Samstag, der 2. Oktober 2021.

Es begann im Juni 1991. Damals waren es zehn Tage, in 2003 ebenfalls; in 2004 dann fünf Tage, ebenso in 2016. In 2018 waren es dann sieben Tage. An diesen Tagen brannte in Monchique der Wald des Gebirge lichterloh, oder das, was von ihm jeweils übrig blieb, und es wurde jedes Mal etwas weniger Wald. Beim letzten Waldbrand zerstörte das Feuer 28.000 Hektar, in 2003 waren es sogar 43.000 Hektar Wald. Doch was das bedeutet, kann keiner mit ein paar Zahlen ausdrücken. Mit jedem Mal wurde in den 27 Jahren der Waldbrände der Reichtum der Menschen geringer, bis dann eines Tages nichts mehr davon übrig blieb: zerstörte Natur, zerstörte Infrastruktur und jedes Mal, wenn über Monchique berichtet wird, werden diese Waldbrände das Thema sein. Da stehen wir jetzt. Immer mehr junge Leute ergreifen die Flucht. Ist es ihnen zu verdenken? Wir in Monchique sind eigentlich am Ende, wirtschaftlich, sozial und ökologisch. Es kann nur besser werden.

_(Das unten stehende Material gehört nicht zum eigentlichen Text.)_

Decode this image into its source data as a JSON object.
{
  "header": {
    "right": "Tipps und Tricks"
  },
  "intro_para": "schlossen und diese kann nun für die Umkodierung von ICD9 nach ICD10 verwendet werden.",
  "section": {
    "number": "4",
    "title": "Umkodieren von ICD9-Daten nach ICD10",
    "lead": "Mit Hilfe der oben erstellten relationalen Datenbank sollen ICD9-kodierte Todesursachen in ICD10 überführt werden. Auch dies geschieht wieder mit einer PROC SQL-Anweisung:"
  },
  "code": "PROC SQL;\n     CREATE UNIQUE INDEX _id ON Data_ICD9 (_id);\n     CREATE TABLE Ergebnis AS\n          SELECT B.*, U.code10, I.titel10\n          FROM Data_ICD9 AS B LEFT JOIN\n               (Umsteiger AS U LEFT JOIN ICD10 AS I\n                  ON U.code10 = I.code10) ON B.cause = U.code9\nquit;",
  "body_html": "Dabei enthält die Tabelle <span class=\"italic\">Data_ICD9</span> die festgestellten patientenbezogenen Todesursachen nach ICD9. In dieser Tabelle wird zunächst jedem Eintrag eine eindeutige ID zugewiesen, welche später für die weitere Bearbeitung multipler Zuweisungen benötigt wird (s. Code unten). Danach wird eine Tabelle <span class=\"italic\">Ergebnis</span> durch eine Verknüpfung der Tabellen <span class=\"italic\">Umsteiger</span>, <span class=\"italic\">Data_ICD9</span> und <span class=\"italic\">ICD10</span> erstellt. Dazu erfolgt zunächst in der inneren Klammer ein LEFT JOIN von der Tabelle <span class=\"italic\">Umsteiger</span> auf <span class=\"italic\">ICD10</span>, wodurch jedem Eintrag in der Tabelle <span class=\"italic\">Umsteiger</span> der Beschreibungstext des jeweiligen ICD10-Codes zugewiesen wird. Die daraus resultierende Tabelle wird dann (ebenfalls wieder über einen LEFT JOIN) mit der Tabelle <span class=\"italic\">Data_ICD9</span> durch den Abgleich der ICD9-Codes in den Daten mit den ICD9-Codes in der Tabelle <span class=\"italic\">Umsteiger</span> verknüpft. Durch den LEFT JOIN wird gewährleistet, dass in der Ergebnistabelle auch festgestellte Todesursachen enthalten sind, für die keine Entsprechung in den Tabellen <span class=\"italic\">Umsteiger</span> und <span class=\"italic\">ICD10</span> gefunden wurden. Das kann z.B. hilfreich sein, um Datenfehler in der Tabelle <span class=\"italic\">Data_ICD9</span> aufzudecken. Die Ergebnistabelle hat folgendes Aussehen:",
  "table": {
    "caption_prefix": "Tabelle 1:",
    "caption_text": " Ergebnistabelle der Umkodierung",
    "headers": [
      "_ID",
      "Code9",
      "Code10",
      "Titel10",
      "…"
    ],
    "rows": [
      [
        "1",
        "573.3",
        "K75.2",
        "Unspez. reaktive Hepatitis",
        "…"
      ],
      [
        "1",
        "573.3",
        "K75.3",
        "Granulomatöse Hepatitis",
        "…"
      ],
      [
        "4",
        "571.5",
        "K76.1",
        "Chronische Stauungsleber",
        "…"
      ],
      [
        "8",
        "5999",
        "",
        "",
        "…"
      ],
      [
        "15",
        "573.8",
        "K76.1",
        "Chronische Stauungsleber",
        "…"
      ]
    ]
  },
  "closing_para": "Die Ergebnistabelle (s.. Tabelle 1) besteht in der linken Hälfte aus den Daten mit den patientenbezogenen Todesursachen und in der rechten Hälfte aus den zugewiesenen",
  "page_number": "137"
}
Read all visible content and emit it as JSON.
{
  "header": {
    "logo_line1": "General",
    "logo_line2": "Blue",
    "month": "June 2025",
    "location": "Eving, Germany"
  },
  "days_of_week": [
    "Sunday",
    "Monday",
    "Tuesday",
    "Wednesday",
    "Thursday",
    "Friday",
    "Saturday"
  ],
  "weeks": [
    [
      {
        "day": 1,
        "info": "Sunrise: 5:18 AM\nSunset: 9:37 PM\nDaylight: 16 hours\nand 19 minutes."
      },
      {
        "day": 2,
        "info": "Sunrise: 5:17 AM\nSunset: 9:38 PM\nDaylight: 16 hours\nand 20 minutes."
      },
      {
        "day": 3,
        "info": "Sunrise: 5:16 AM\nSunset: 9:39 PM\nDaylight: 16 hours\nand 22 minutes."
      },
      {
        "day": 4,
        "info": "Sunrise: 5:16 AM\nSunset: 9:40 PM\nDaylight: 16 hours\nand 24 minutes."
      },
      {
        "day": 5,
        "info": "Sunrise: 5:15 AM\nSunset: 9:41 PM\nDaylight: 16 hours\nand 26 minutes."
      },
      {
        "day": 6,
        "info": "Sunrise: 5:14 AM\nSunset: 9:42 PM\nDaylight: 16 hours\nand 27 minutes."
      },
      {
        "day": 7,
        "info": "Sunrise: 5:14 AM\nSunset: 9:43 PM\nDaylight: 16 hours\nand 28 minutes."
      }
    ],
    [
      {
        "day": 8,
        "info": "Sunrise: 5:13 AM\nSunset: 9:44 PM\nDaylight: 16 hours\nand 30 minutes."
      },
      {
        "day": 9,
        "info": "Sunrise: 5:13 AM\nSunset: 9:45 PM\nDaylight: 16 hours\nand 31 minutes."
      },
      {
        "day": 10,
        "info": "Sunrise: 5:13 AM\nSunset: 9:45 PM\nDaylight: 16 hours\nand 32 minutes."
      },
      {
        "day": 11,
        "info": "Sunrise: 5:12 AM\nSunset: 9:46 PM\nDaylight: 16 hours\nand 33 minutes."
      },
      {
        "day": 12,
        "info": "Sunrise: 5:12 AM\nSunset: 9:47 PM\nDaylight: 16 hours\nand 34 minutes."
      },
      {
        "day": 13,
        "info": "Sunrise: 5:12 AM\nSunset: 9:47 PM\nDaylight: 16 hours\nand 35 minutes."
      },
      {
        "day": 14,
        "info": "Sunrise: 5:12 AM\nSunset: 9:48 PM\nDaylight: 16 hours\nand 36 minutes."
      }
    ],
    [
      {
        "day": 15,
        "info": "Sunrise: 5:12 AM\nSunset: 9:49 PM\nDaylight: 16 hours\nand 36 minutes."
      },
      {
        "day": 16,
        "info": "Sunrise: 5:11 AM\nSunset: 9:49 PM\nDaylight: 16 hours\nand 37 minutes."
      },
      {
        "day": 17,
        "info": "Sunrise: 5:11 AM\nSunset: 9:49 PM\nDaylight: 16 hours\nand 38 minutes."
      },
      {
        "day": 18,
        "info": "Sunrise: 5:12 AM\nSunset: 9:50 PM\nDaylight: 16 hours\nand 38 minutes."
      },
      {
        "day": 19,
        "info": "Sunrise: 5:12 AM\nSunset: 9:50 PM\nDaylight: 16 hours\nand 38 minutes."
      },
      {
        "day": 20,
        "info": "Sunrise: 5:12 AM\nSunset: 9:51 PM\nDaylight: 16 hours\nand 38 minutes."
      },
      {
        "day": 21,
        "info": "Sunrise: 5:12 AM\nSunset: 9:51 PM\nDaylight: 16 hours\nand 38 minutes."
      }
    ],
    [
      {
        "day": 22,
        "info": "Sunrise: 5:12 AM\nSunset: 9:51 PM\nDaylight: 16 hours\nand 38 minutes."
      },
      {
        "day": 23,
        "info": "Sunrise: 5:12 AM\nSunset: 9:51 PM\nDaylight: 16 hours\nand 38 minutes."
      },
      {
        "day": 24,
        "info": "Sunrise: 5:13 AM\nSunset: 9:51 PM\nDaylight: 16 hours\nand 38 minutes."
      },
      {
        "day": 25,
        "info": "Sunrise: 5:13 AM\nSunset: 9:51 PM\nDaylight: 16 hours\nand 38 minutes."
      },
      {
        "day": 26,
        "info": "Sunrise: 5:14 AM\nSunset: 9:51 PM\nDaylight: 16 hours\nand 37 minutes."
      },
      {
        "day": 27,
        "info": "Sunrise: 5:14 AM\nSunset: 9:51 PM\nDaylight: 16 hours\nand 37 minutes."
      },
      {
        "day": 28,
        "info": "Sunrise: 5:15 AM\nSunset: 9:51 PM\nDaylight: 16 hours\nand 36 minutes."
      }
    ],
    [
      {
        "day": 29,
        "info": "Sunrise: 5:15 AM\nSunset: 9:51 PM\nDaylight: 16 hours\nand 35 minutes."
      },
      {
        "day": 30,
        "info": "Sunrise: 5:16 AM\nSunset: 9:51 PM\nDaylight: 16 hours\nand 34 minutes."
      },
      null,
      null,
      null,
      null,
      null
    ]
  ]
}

Deshalb hat José Chaparro von der CDS/PP auch die Wahl verloren, denn Monchique hat keine Zukunft, wenn man keinen konkreten Plan hat, wie man diese Waldbrände eindämmen will – oder hat die Zerstörung der ehemals grünen Lunge der Algarve eine Zukunft? So jedenfalls können wir nicht weitermachen. Wer eine Wahlphrase drischt und dann keine Fakten auf den Tisch legen kann, wie diese Zukunft in Monchique denn nun konkret aussehen soll, gewinnt damit auch keine Mehrheit. Ich kenne Monchique seit über 30 Jahren. Und es ist höchste Zeit für eine ganz neue, konkrete, Frieden bringende Politik. Denn meine 30 Jahre Erfahrung in und um Monchique herum, bescherten mir immer nur Krieg: gegen die Natur, gegen die friedliche Welt der Fauna und Flora, gegen sich selbst. Es ist also höchste Zeit, das von nun an zu ändern. Die Leute sehnen sich nach Frieden. Und der Frieden beginnt damit, das schnöde Geld einmal für einen langen Augenblick zu vergessen.

Nach den Wahlen

Ja, es braucht einen nachhalrtigen Wirtschaftsplan für einen Wiederaufbau. Aber wie, fragen mich die Leute, mit denen ich spreche, soll Monchique feuerfrei werden? Ich bin ja ein Ausländer, noch dazu ein unbeliebter Deutscher. Und ich erzähle dann immer die Geschichte aus meiner Heimat, wenn ich nach Antworten suche. Die Geschichte der Stadt Schilda, die abbrannte und wieder aufgebaut wurde. Als man fertig war, stellten die Einwohner dort verwundert fest, daß sie in allen Häusern die Fenster vergessen hatten. In allen war es stockdunkel, wie in der Nacht. Dann kam einer auf die Idee, das Licht in Eimern in die Häuser zu tragen, und so weiter und so fort. Mit solchen Geschichten macht man sich nicht wirklich beliebt. Aber es geht um Licht. Denn mit Licht entdeckt oft man Dinge, die man in der Dunkelheit nicht sieht. Und unser Licht an der Algarve ist einzigartig, es ist das beste Licht.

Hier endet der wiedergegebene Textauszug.